Nous débouchons sur une clairière. De mon vivant en son centre est érigée la démesure d’un hommage républicain rendu à Monsieur Casimir Perrier, disparu lors une épidémie de choléra quelques semaines seulement après s’être rendu rue Favart faire ses adieux à son ami, à son pays, le déchiffreur Champollion. Croisement de chaussées funeste…
Nous traversons cette morne plaine et prenons à droite. Cette intersection je la connais et pour cause ; au coin de l’allée de droite repose Joseph Fourier parti avec Bonaparte en Égypte, Préfet de l’Isère sous Napoléon, protecteur et soutien inconditionnel du premier égyptologue Champollion.

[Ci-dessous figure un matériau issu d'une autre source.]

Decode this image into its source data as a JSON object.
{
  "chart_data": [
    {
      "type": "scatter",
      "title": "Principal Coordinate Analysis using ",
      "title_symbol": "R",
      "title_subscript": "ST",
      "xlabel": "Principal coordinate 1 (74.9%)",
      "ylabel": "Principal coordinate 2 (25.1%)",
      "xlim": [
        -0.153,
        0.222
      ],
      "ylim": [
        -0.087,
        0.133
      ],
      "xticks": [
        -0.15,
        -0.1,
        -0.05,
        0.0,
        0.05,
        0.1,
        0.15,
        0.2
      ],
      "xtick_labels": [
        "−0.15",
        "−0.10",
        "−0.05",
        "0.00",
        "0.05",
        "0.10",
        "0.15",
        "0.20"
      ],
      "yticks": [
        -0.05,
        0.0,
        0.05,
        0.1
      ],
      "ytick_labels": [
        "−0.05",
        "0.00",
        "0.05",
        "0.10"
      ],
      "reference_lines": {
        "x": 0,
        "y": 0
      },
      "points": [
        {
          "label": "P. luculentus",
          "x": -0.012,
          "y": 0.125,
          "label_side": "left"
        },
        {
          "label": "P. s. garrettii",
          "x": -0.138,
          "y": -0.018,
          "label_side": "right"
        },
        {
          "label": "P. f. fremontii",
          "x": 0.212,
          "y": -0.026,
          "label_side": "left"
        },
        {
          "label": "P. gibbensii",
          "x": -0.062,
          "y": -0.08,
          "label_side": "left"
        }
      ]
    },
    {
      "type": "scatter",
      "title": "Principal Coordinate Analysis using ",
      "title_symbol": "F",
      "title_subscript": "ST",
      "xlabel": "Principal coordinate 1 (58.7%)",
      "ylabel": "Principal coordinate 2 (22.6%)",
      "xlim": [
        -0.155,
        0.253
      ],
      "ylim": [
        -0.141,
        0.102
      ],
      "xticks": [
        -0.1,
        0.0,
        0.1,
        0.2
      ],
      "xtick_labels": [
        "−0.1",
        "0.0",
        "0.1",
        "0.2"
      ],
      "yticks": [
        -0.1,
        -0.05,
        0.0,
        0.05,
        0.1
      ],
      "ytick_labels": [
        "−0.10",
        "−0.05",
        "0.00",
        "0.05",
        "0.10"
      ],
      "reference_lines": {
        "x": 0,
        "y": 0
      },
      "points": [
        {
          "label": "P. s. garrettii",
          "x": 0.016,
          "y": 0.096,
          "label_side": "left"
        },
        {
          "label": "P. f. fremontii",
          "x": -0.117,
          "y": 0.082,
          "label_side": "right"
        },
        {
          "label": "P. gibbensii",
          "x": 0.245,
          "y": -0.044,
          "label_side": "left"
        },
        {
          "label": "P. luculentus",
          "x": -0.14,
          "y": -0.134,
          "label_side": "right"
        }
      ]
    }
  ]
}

Nous empruntons l’allée des Acacias. Ici normalement c’est l’allée 18 où est enterré mon Jean-François. Mais soudain plus rien ni personne devant moi…
Ce n’est pas possib… Je m’apprêtai à devenir fou. Ah ! Ouf, revoilà mon p’tit monde rangé sur la gauche. Je reste interdit… Sur cet emplacement que je situe parfaitement ne s’y trouvent ni grilles métalliques et obélisque, rien qu’un trou creusé dans la terre gelée cerné par six ombres noires. Où est la tombe de Jean-François Champollion ? C’est pourtant bien ici ! Bon sang de bonsoir, des images se superposent devant mes yeux, un emplacement, deux lieux qui se dédoublent, se qui redoublent… Je ne me sens plus très bien. Du bruit, je me retourne, aperçois le corbillard (que j’avais oublié dans l’émotion) s’immobiliser à trois pas de moi. La longue foule qui traine silencieuse se fige elle aussi.
Les ombres du trou se meuvent, me frôlent, l’une d’elles passant carrément au travers de moi. Elles prennent possession de la bière avec grand soin. Elle est si petite et à l’air si légère, est-ce donc cela la mort ? Un homme accablé serrant contre lui une petite fille s’avance. Ensemble ils posent leurs mains sur le bois vernis et y déposent un long et douloureux baiser. La petite fille appelle une dernière fois son papa qui dort sous ses petits doigts avant de choir à genoux. L’homme se précipite, la relève, la prend dans ses bras, la console et la confie à une dame accouru secourir l’enfant. Elle soulève son voile et presse contre son visage les petites joues rouges trempées de pleurs. L’homme se reprend, se signe, puis ordonne aux ombres d’officier maintenant. Je les reconnais et comprends tout à coup. Jacques-Joseph dit Figeac, Zoraïde, Rose Blanc... J’assiste à l’ensevelissement du déchiffreur, du scribe, du maître, de mon héros, mon Jean-François Champollion.